First challenge: what to use an alternative to saffron? Better google it! No reasonable replacement. Off to the little store across the street! How funny is that I cook meat, when I haven’t eaten it since I was 10 years old. I cook by smell, maybe the most important sense anyway. But I need my sous chef to taste for saltiness…I replaced the smen (not something in my fridge!) in the lamb recipe with ghee. They are both butter based; more flavor in the marinade.
Onto the veggie prep. At this rate, I’ll be finished by 1. Plenty of time for a nap! Not! Had to run out for the wine. Tonight’s dinner has a wine tasting element, so of course I waited until the last minute to get the wine. New and old world! Will post our dinner guests’ favorite later. I’ve got to get the cheat sheets ready so that I can sound very well wine educated. Now it is a bit of a rush (2:30) to cook the lamb, prepare for the risotto, make the lemon mint drinks for non-drinkers and the Bloody Mary (NOT virgin) for the aperitif… and then for the pudding. I will assemble it now and put it in the oven when the guests arrive for the welcome wafting of my favorite aphrodisiac, chocolate!
Somehow, once again, we made it! Lovely evening with new people and some old friends. This time we moved all of the tables together so there was a single buzz, a single conversation that everyone participated in and complete dissonance in wine taste! Men and women have different tastes and families have similar tastes, but slightly different based on gender. But there is no perfect, best wine! It is all about our own tongue, experience, palette… we are all totally unique.

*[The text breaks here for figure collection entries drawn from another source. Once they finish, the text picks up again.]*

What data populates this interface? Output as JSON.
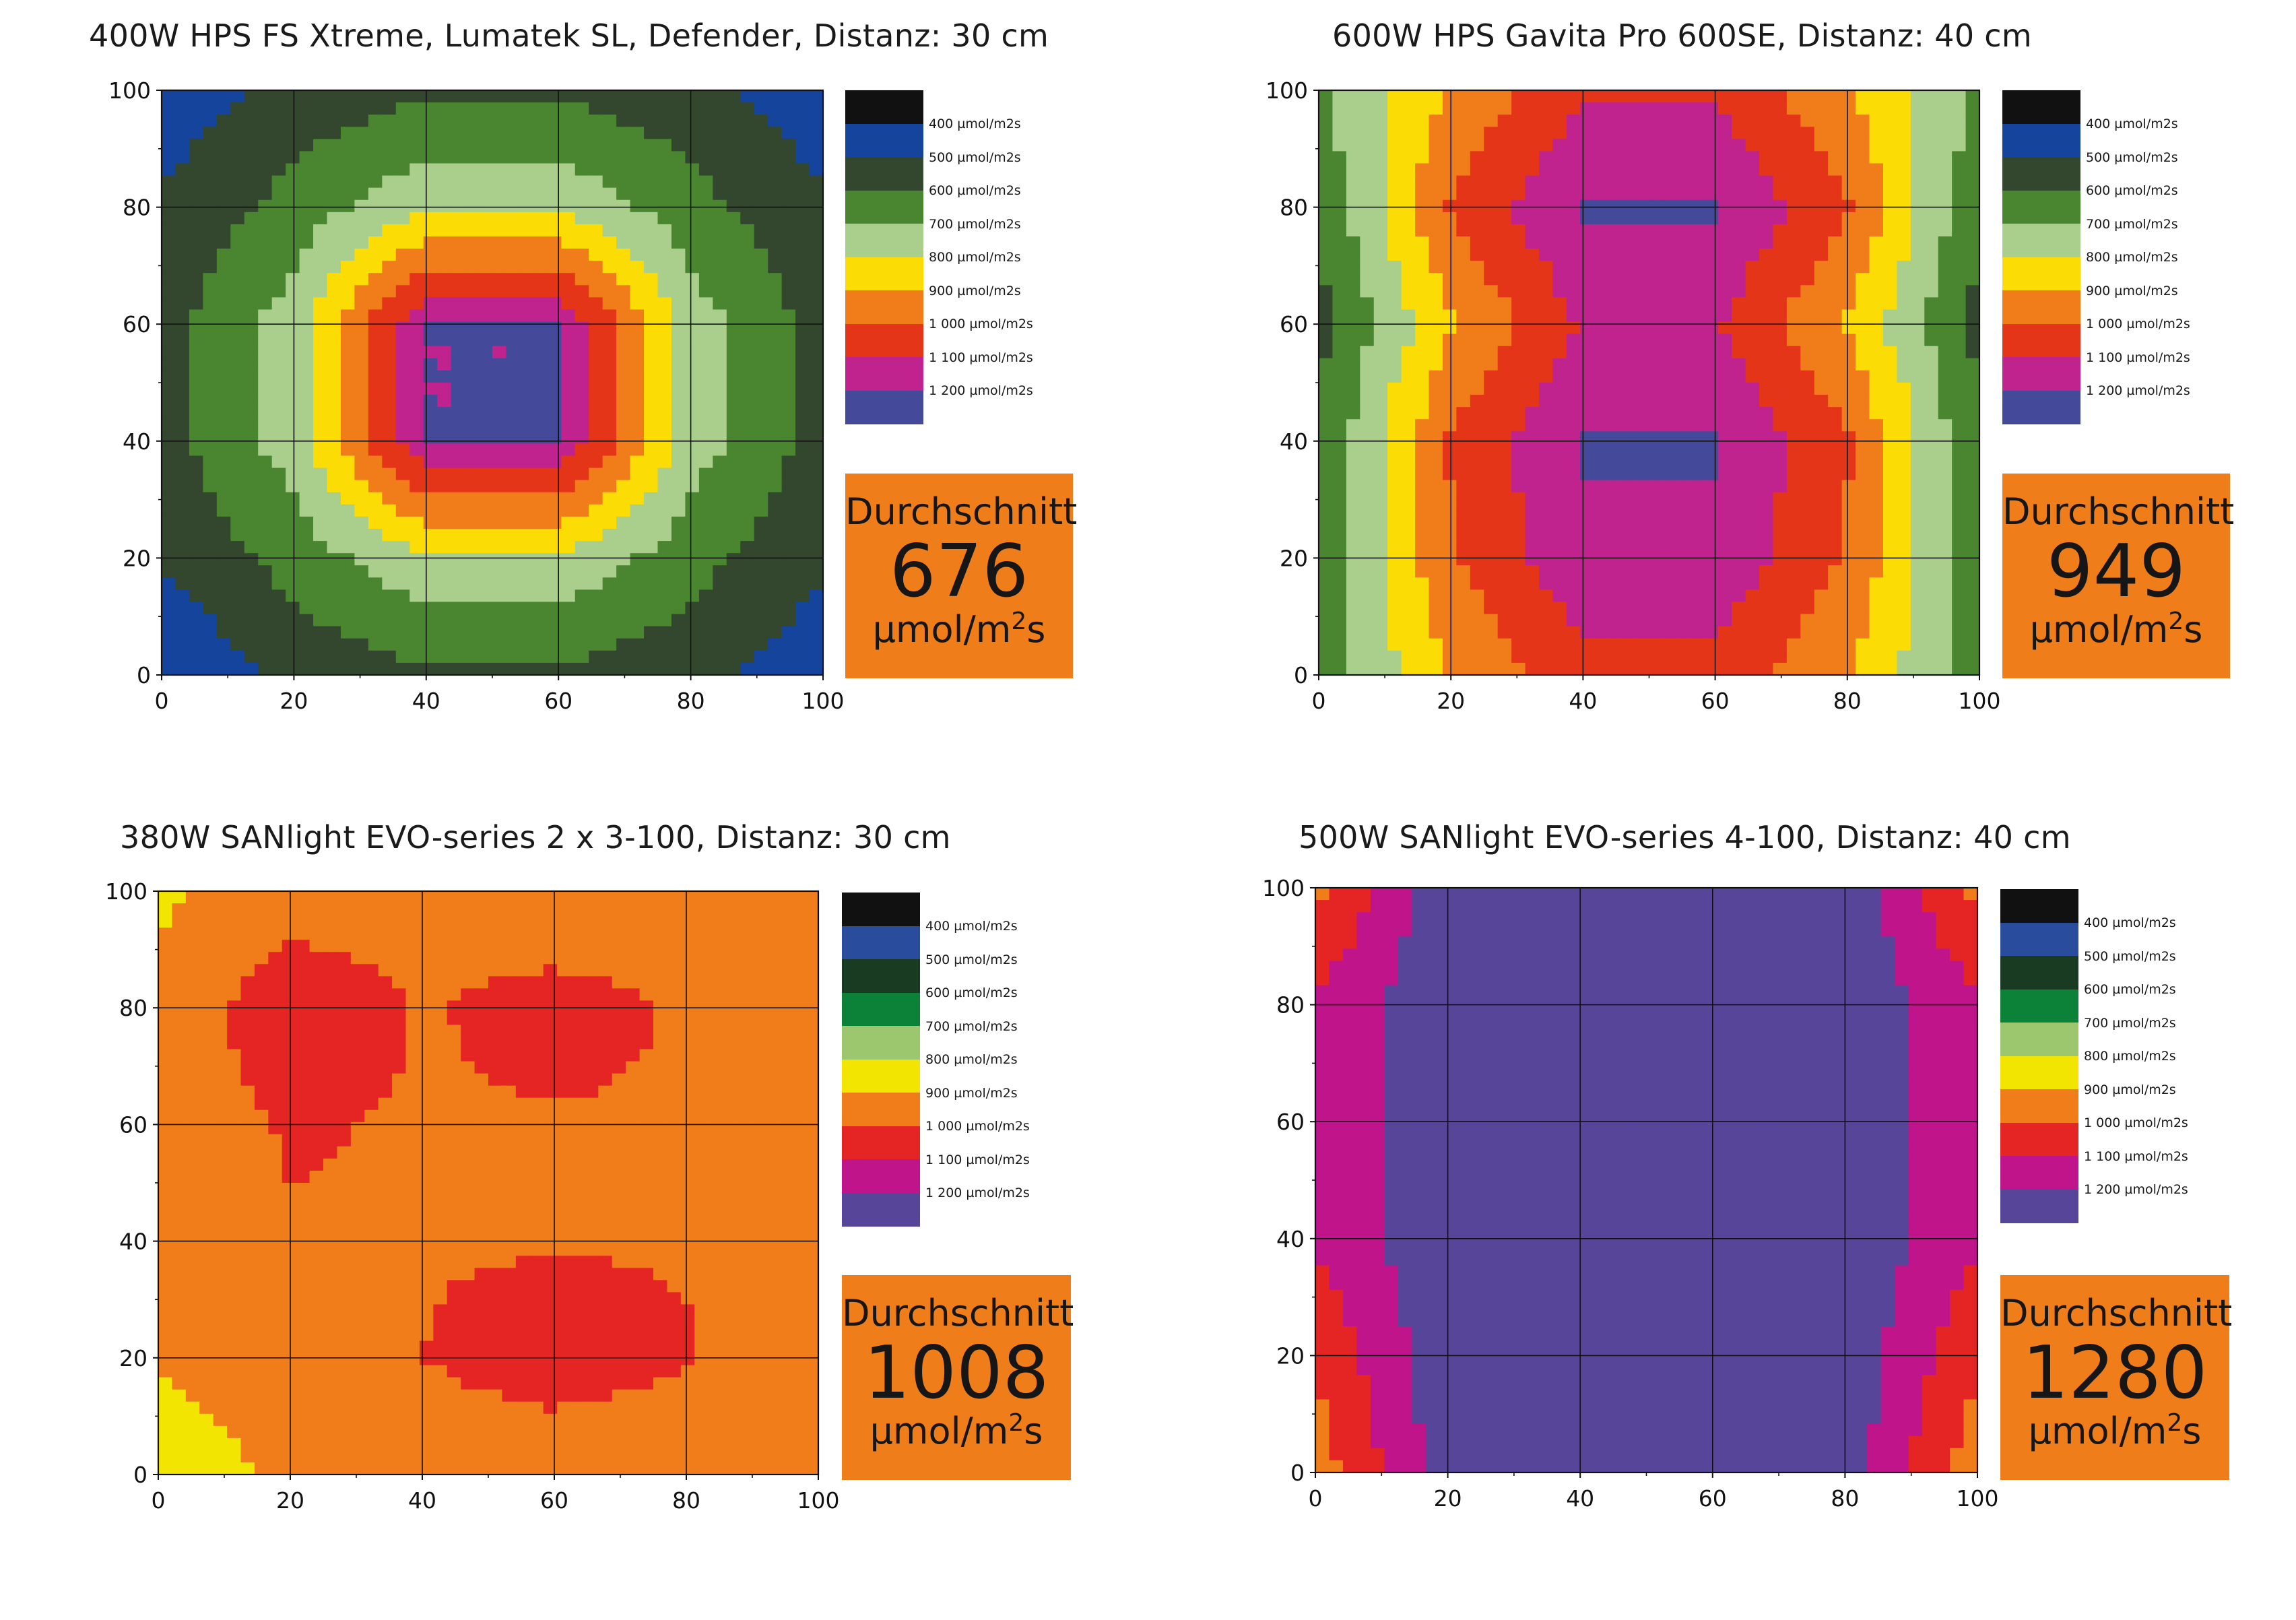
{
  "unit_parts": {
    "mu": "µmol/m",
    "sup": "2",
    "tail": "s"
  },
  "chart_data": [
    {
      "type": "heatmap",
      "title": "400W HPS FS Xtreme, Lumatek SL, Defender, Distanz: 30 cm",
      "xlim": [
        0,
        100
      ],
      "ylim": [
        0,
        100
      ],
      "x_ticks": [
        "0",
        "20",
        "40",
        "60",
        "80",
        "100"
      ],
      "y_ticks": [
        "0",
        "20",
        "40",
        "60",
        "80",
        "100"
      ],
      "grid": true,
      "grid_x": [
        0,
        20,
        40,
        60,
        80,
        100
      ],
      "grid_y": [
        0,
        20,
        40,
        60,
        80,
        100
      ],
      "levels": [
        {
          "label": "400 µmol/m2s",
          "color": "#111111"
        },
        {
          "label": "500 µmol/m2s",
          "color": "#15449c"
        },
        {
          "label": "600 µmol/m2s",
          "color": "#33472e"
        },
        {
          "label": "700 µmol/m2s",
          "color": "#4a8630"
        },
        {
          "label": "800 µmol/m2s",
          "color": "#aacf8c"
        },
        {
          "label": "900 µmol/m2s",
          "color": "#fcdc05"
        },
        {
          "label": "1 000 µmol/m2s",
          "color": "#f07d1a"
        },
        {
          "label": "1 100 µmol/m2s",
          "color": "#e53519"
        },
        {
          "label": "1 200 µmol/m2s",
          "color": "#c0238d"
        },
        {
          "label": "",
          "color": "#45499a"
        }
      ],
      "z": [
        [
          490,
          580,
          640,
          640,
          580,
          490
        ],
        [
          560,
          690,
          830,
          830,
          690,
          560
        ],
        [
          610,
          800,
          1250,
          1250,
          800,
          610
        ],
        [
          610,
          800,
          1250,
          1250,
          800,
          610
        ],
        [
          560,
          690,
          830,
          830,
          690,
          560
        ],
        [
          450,
          580,
          640,
          640,
          580,
          490
        ]
      ],
      "average": {
        "label": "Durchschnitt",
        "value": "676"
      }
    },
    {
      "type": "heatmap",
      "title": "600W HPS Gavita Pro 600SE, Distanz: 40 cm",
      "xlim": [
        0,
        100
      ],
      "ylim": [
        0,
        100
      ],
      "x_ticks": [
        "0",
        "20",
        "40",
        "60",
        "80",
        "100"
      ],
      "y_ticks": [
        "0",
        "20",
        "40",
        "60",
        "80",
        "100"
      ],
      "grid": true,
      "grid_x": [
        0,
        20,
        40,
        60,
        80,
        100
      ],
      "grid_y": [
        0,
        20,
        40,
        60,
        80,
        100
      ],
      "levels": [
        {
          "label": "400 µmol/m2s",
          "color": "#111111"
        },
        {
          "label": "500 µmol/m2s",
          "color": "#15449c"
        },
        {
          "label": "600 µmol/m2s",
          "color": "#33472e"
        },
        {
          "label": "700 µmol/m2s",
          "color": "#4a8630"
        },
        {
          "label": "800 µmol/m2s",
          "color": "#aacf8c"
        },
        {
          "label": "900 µmol/m2s",
          "color": "#fcdc05"
        },
        {
          "label": "1 000 µmol/m2s",
          "color": "#f07d1a"
        },
        {
          "label": "1 100 µmol/m2s",
          "color": "#e53519"
        },
        {
          "label": "1 200 µmol/m2s",
          "color": "#c0238d"
        },
        {
          "label": "",
          "color": "#45499a"
        }
      ],
      "z": [
        [
          740,
          960,
          1130,
          1130,
          960,
          740
        ],
        [
          660,
          1060,
          1260,
          1260,
          1060,
          660
        ],
        [
          620,
          940,
          1160,
          1160,
          940,
          620
        ],
        [
          660,
          1060,
          1260,
          1260,
          1060,
          660
        ],
        [
          680,
          1040,
          1230,
          1230,
          1040,
          680
        ],
        [
          680,
          960,
          1110,
          1110,
          960,
          680
        ]
      ],
      "average": {
        "label": "Durchschnitt",
        "value": "949"
      }
    },
    {
      "type": "heatmap",
      "title": "380W SANlight EVO-series  2 x 3-100, Distanz: 30 cm",
      "xlim": [
        0,
        100
      ],
      "ylim": [
        0,
        100
      ],
      "x_ticks": [
        "0",
        "20",
        "40",
        "60",
        "80",
        "100"
      ],
      "y_ticks": [
        "0",
        "20",
        "40",
        "60",
        "80",
        "100"
      ],
      "grid": true,
      "grid_x": [
        0,
        20,
        40,
        60,
        80,
        100
      ],
      "grid_y": [
        0,
        20,
        40,
        60,
        80,
        100
      ],
      "levels": [
        {
          "label": "400 µmol/m2s",
          "color": "#111111"
        },
        {
          "label": "500 µmol/m2s",
          "color": "#2a4c9c"
        },
        {
          "label": "600 µmol/m2s",
          "color": "#193b22"
        },
        {
          "label": "700 µmol/m2s",
          "color": "#0c8238"
        },
        {
          "label": "800 µmol/m2s",
          "color": "#9cc76e"
        },
        {
          "label": "900 µmol/m2s",
          "color": "#f2e502"
        },
        {
          "label": "1 000 µmol/m2s",
          "color": "#f07d1a"
        },
        {
          "label": "1 100 µmol/m2s",
          "color": "#e52524"
        },
        {
          "label": "1 200 µmol/m2s",
          "color": "#c0158a"
        },
        {
          "label": "",
          "color": "#57459a"
        }
      ],
      "z": [
        [
          940,
          985,
          1015,
          970,
          1010,
          1010
        ],
        [
          960,
          1135,
          1040,
          1090,
          1040,
          1010
        ],
        [
          985,
          1060,
          1040,
          1040,
          1040,
          1015
        ],
        [
          1000,
          1040,
          1040,
          1040,
          1040,
          990
        ],
        [
          960,
          1030,
          1050,
          1120,
          1060,
          980
        ],
        [
          880,
          970,
          970,
          960,
          960,
          960
        ]
      ],
      "average": {
        "label": "Durchschnitt",
        "value": "1008"
      }
    },
    {
      "type": "heatmap",
      "title": "500W SANlight EVO-series 4-100, Distanz: 40 cm",
      "xlim": [
        0,
        100
      ],
      "ylim": [
        0,
        100
      ],
      "x_ticks": [
        "0",
        "20",
        "40",
        "60",
        "80",
        "100"
      ],
      "y_ticks": [
        "0",
        "20",
        "40",
        "60",
        "80",
        "100"
      ],
      "grid": true,
      "grid_x": [
        0,
        20,
        40,
        60,
        80,
        100
      ],
      "grid_y": [
        0,
        20,
        40,
        60,
        80,
        100
      ],
      "levels": [
        {
          "label": "400 µmol/m2s",
          "color": "#111111"
        },
        {
          "label": "500 µmol/m2s",
          "color": "#2a4c9c"
        },
        {
          "label": "600 µmol/m2s",
          "color": "#193b22"
        },
        {
          "label": "700 µmol/m2s",
          "color": "#0c8238"
        },
        {
          "label": "800 µmol/m2s",
          "color": "#9cc76e"
        },
        {
          "label": "900 µmol/m2s",
          "color": "#f2e502"
        },
        {
          "label": "1 000 µmol/m2s",
          "color": "#f07d1a"
        },
        {
          "label": "1 100 µmol/m2s",
          "color": "#e52524"
        },
        {
          "label": "1 200 µmol/m2s",
          "color": "#c0158a"
        },
        {
          "label": "",
          "color": "#57459a"
        }
      ],
      "z": [
        [
          1010,
          1330,
          1330,
          1330,
          1330,
          1010
        ],
        [
          1170,
          1330,
          1330,
          1330,
          1330,
          1170
        ],
        [
          1170,
          1330,
          1330,
          1330,
          1330,
          1170
        ],
        [
          1170,
          1330,
          1330,
          1330,
          1330,
          1170
        ],
        [
          1060,
          1330,
          1330,
          1330,
          1330,
          1060
        ],
        [
          1000,
          1300,
          1330,
          1330,
          1300,
          990
        ]
      ],
      "average": {
        "label": "Durchschnitt",
        "value": "1280"
      }
    }
  ]
}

Mother’s Day has come and gone and my mother-self gave birth to a lovely night of eating, conversation, drinking and making new friends. I may no longer have my son, but I do have people who need to be loved. And I have way too much of that to give. So, while it was sad, it was bittersweet…. Kind of like the brownies I made tonight, the chocolate, mixed with the strong, deep, red wine. There is no light without darkness. Today I managed to cook myself out of my darkness… That is something I taught my son to do, something we did together and alone. He would be happy that I made it through the day with a little healing food.